Mahmoud Jibril, the rebel's diplomatic chief, said government forces have boobytrapped Brega's oil fields so they can be blown up if they lose control of the town. Jibril said Brega “is a big minefield right now” and that “even some oil establishments, some oil fields, full of explosives.”

Meanwhile, the rebels said they have captured a key government commander in fighting near the western town of Zlitan. Opposition leaders said General Abdul Nabih Zayid was caught late Wednesday after advancing fighters overran his command post on the outskirts of Zlitan.

In a separate development, Mr. Gadhafi ruled out negotiations with the rebels trying to end his decades-long rule. In an audio message delivered Thursday to a crowd of thousands of supporters in his hometown of Sirte, the Libyan leader said “there will be no talks between me and them until Judgment Day.”
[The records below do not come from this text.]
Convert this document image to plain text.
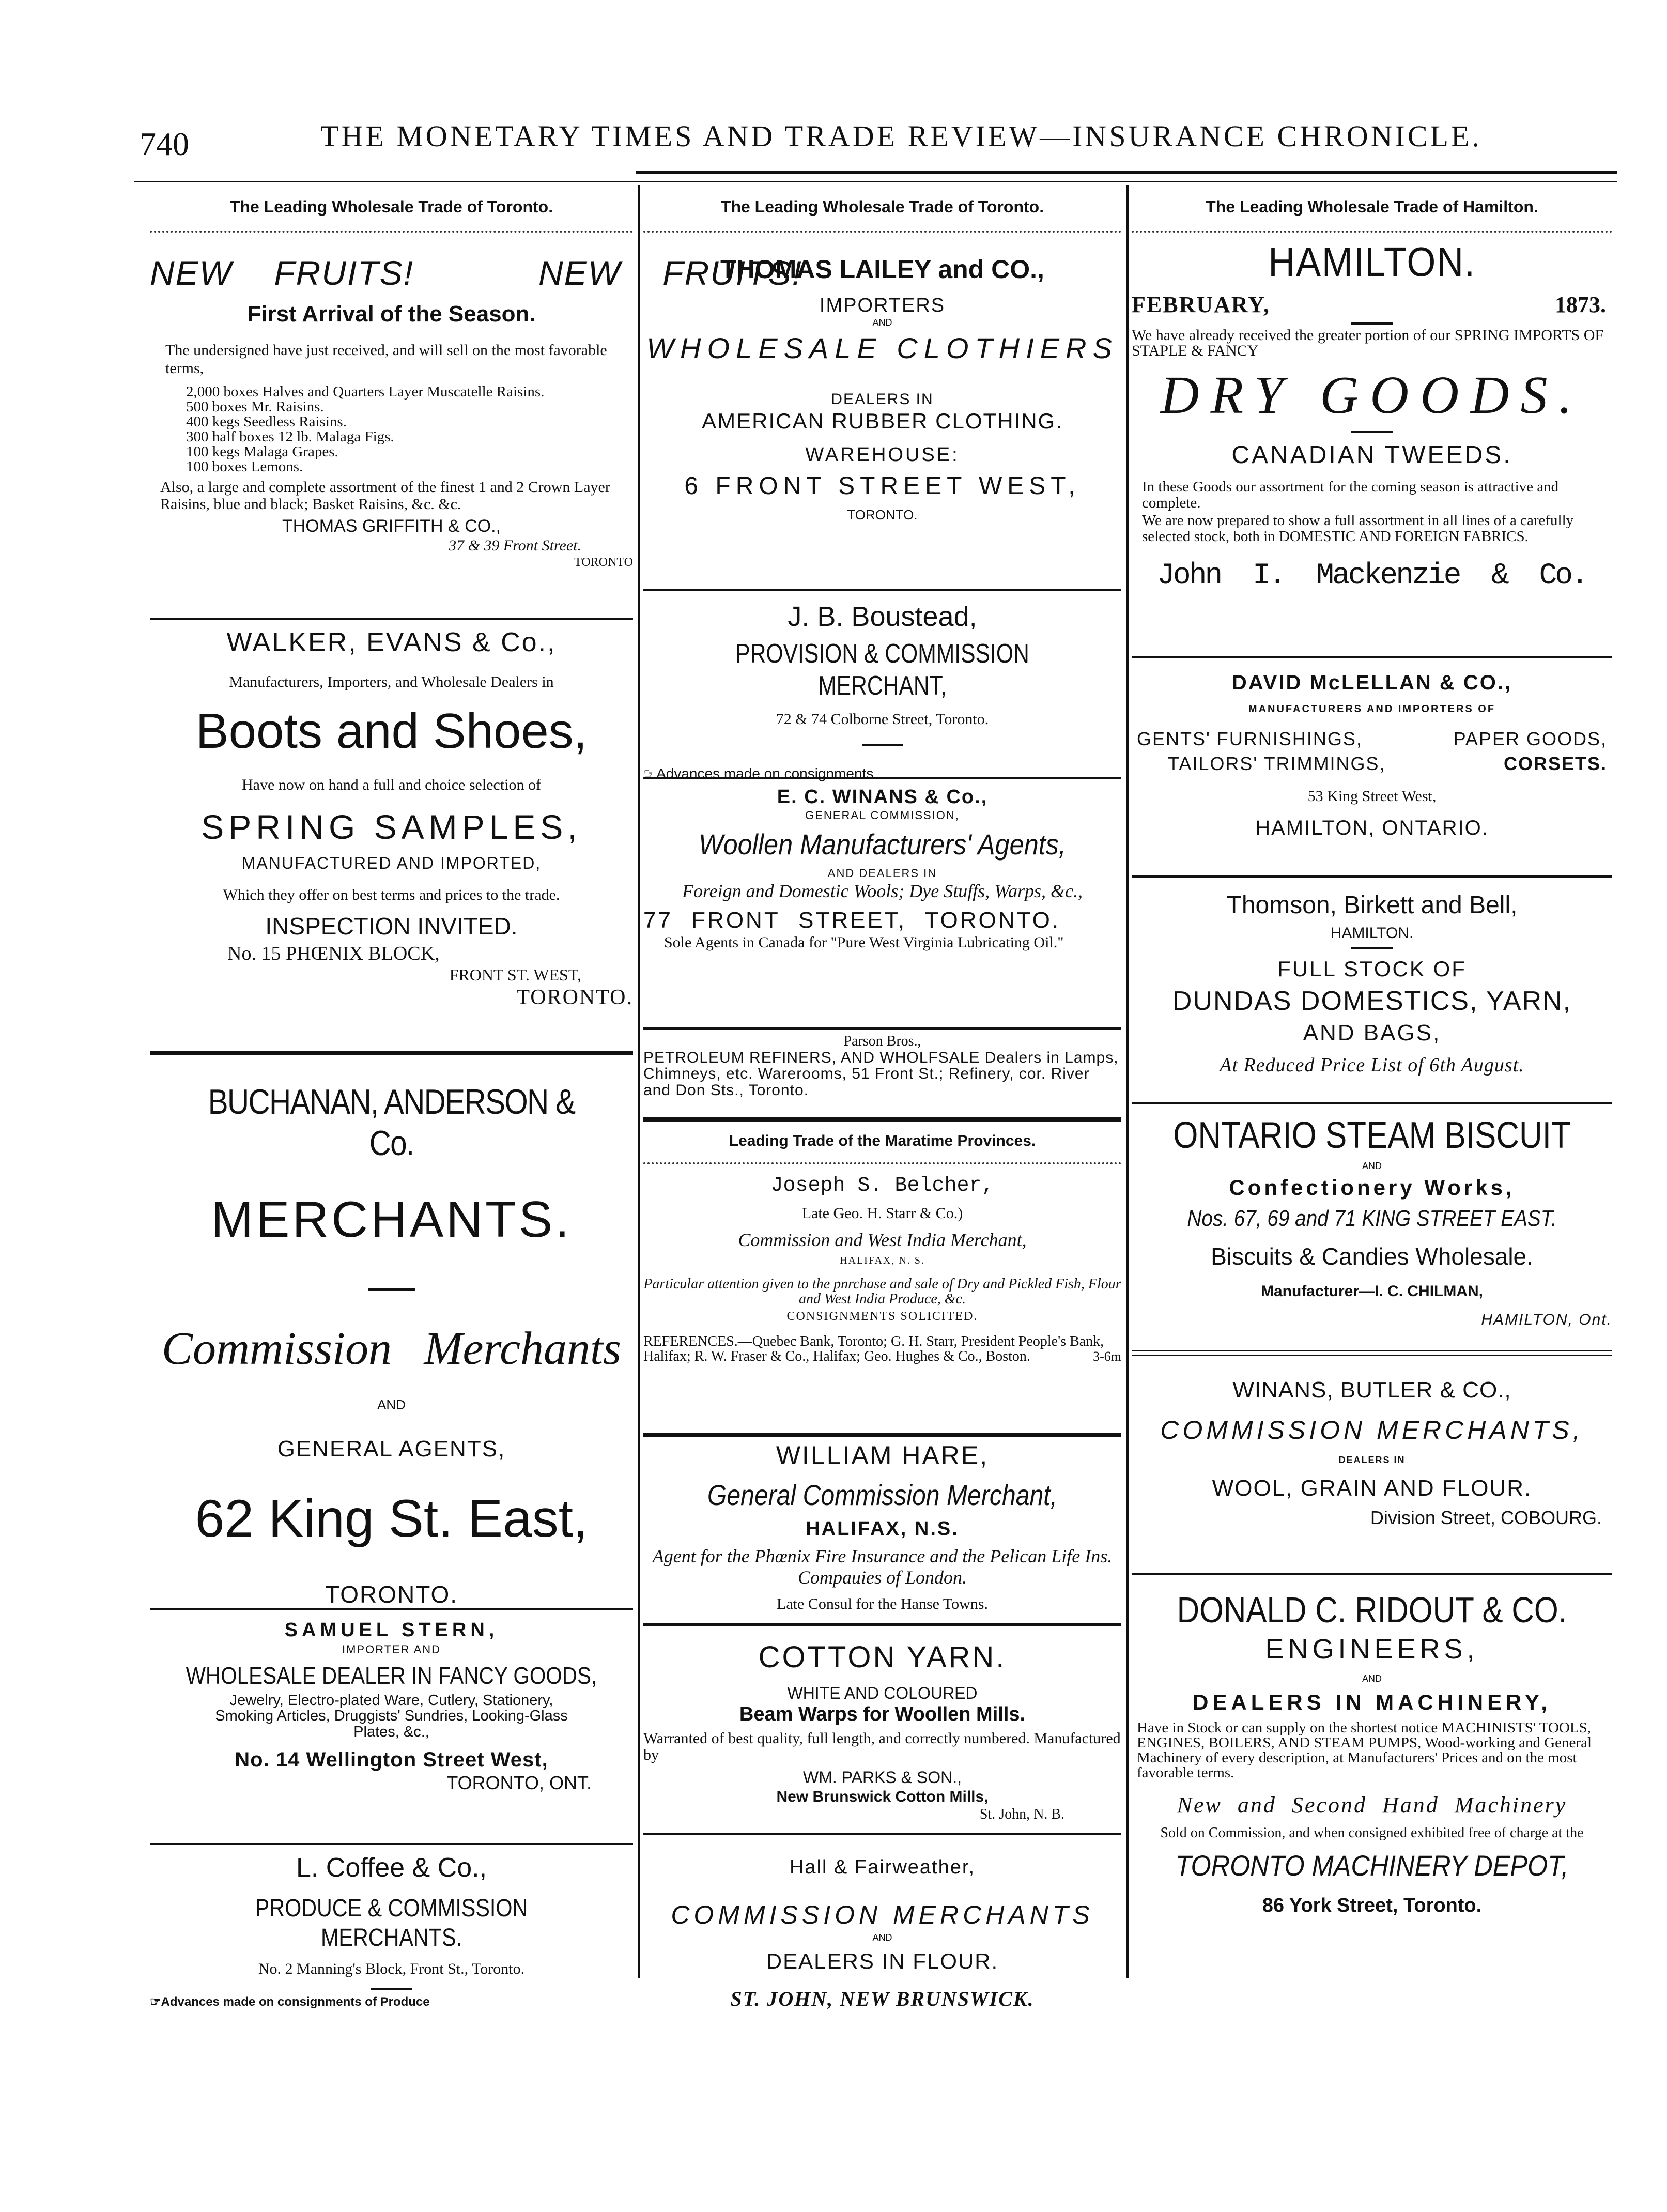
740	THE MONETARY TIMES AND TRADE REVIEW—INSURANCE CHRONICLE.
The Leading Wholesale Trade of Toronto.

NEW FRUITS!   NEW FRUITS!

First Arrival of the Season.

The undersigned have just received, and will sell on the most favorable terms,

2,000 boxes Halves and Quarters Layer Muscatelle Raisins.

500 boxes Mr. Raisins.

400 kegs Seedless Raisins.

300 half boxes 12 lb. Malaga Figs.

100 kegs Malaga Grapes.

100 boxes Lemons.

Also, a large and complete assortment of the finest 1 and 2 Crown Layer Raisins, blue and black; Basket Raisins, &c. &c.

THOMAS GRIFFITH & CO.,

37 & 39 Front Street.

TORONTO

WALKER, EVANS & Co.,

Manufacturers, Importers, and Wholesale Dealers in

Boots and Shoes,

Have now on hand a full and choice selection of

SPRING SAMPLES,

MANUFACTURED AND IMPORTED,

Which they offer on best terms and prices to the trade.

INSPECTION INVITED.

No. 15 PHŒNIX BLOCK,

FRONT ST. WEST,

TORONTO.

BUCHANAN, ANDERSON & Co.

MERCHANTS.

Commission Merchants

AND

GENERAL AGENTS,

62 King St. East,

TORONTO.

SAMUEL STERN,

IMPORTER AND

WHOLESALE DEALER IN FANCY GOODS,

Jewelry, Electro-plated Ware, Cutlery, Stationery, Smoking Articles, Druggists' Sundries, Looking-Glass Plates, &c.,

No. 14 Wellington Street West,

TORONTO, ONT.

L. Coffee & Co.,

PRODUCE & COMMISSION MERCHANTS.

No. 2 Manning's Block, Front St., Toronto.

☞Advances made on consignments of Produce

The Leading Wholesale Trade of Toronto.

THOMAS LAILEY and CO.,

IMPORTERS

AND

WHOLESALE CLOTHIERS

DEALERS IN

AMERICAN RUBBER CLOTHING.

WAREHOUSE:

6 FRONT STREET WEST,

TORONTO.

J. B. Boustead,

PROVISION & COMMISSION MERCHANT,

72 & 74 Colborne Street, Toronto.

☞Advances made on consignments.

E. C. WINANS & Co.,

GENERAL COMMISSION,

Woollen Manufacturers' Agents,

AND DEALERS IN

Foreign and Domestic Wools; Dye Stuffs, Warps, &c.,

77 FRONT STREET, TORONTO.

Sole Agents in Canada for "Pure West Virginia Lubricating Oil."

Parson Bros.,

PETROLEUM REFINERS, AND WHOLFSALE Dealers in Lamps, Chimneys, etc. Warerooms, 51 Front St.; Refinery, cor. River and Don Sts., Toronto.

Leading Trade of the Maratime Provinces.

Joseph S. Belcher,

Late Geo. H. Starr & Co.)

Commission and West India Merchant,

HALIFAX, N. S.

Particular attention given to the pnrchase and sale of Dry and Pickled Fish, Flour and West India Produce, &c.

CONSIGNMENTS SOLICITED.

REFERENCES.—Quebec Bank, Toronto; G. H. Starr, President People's Bank, Halifax; R. W. Fraser & Co., Halifax; Geo. Hughes & Co., Boston.	3-6m

WILLIAM HARE,

General Commission Merchant,

HALIFAX, N.S.

Agent for the Phœnix Fire Insurance and the Pelican Life Ins. Compauies of London.

Late Consul for the Hanse Towns.

COTTON YARN.

WHITE AND COLOURED

Beam Warps for Woollen Mills.

Warranted of best quality, full length, and correctly numbered. Manufactured by

WM. PARKS & SON.,

New Brunswick Cotton Mills,

St. John, N. B.

Hall & Fairweather,

COMMISSION MERCHANTS

AND

DEALERS IN FLOUR.

ST. JOHN, NEW BRUNSWICK.

The Leading Wholesale Trade of Hamilton.

HAMILTON.

FEBRUARY,	1873.

We have already received the greater portion of our SPRING IMPORTS OF STAPLE & FANCY

DRY GOODS.

CANADIAN TWEEDS.

In these Goods our assortment for the coming season is attractive and complete.

We are now prepared to show a full assortment in all lines of a carefully selected stock, both in DOMESTIC AND FOREIGN FABRICS.

John  I.  Mackenzie  &  Co.

DAVID McLELLAN & CO.,

MANUFACTURERS AND IMPORTERS OF

GENTS' FURNISHINGS,	PAPER GOODS,
TAILORS' TRIMMINGS,	CORSETS.

53 King Street West,

HAMILTON, ONTARIO.

Thomson, Birkett and Bell,

HAMILTON.

FULL STOCK OF

DUNDAS DOMESTICS, YARN,

AND BAGS,

At Reduced Price List of 6th August.

ONTARIO STEAM BISCUIT

AND

Confectionery Works,

Nos. 67, 69 and 71 KING STREET EAST.

Biscuits & Candies Wholesale.

Manufacturer—I. C. CHILMAN,

HAMILTON, Ont.

WINANS, BUTLER & CO.,

COMMISSION MERCHANTS,

DEALERS IN

WOOL, GRAIN AND FLOUR.

Division Street, COBOURG.

DONALD C. RIDOUT & CO.

ENGINEERS,

AND

DEALERS IN MACHINERY,

Have in Stock or can supply on the shortest notice MACHINISTS' TOOLS, ENGINES, BOILERS, AND STEAM PUMPS, Wood-working and General Machinery of every description, at Manufacturers' Prices and on the most favorable terms.

New and Second Hand Machinery

Sold on Commission, and when consigned exhibited free of charge at the

TORONTO MACHINERY DEPOT,

86 York Street, Toronto.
In a separate speech broadcast on Libyan television, Mr. Gadhafi urged families and tribal leaders from Misrata to retake Libya's third-largest city from rebels who have pushed his troops away after four months of bitter fighting.

Earlier, rebel leaders visiting France asked President Nicolas Sarkozy for military aid to enable them to march on Tripoli, Mr. Gadhafi's stronghold.

The rebel delegation made the request in Paris during a meeting on Wednesday. Afterward, a representative from Misrata said the rebels believe they can march on the Libyan capital within “days” with “a bit of help” from friends such as France.

French writer and rebel supporter Bernard-Henri Levy also attended the talks. He said the rebels told Mr. Sarkozy they can seize Tripoli by attacking from Misrata to the east and from rebel-held mountainous territory to the south of the capital.

It is not clear how the French president reacted to the rebel appeal. France previously dropped arms to rebels in Libya's western mountains last month.

France is participating in a three-month-old NATO-led campaign of airstrikes on pro-Gadhafi forces. The airstrikes support rebels who began an uprising in March to end Mr. Gadhafi's 42-year autocratic rule.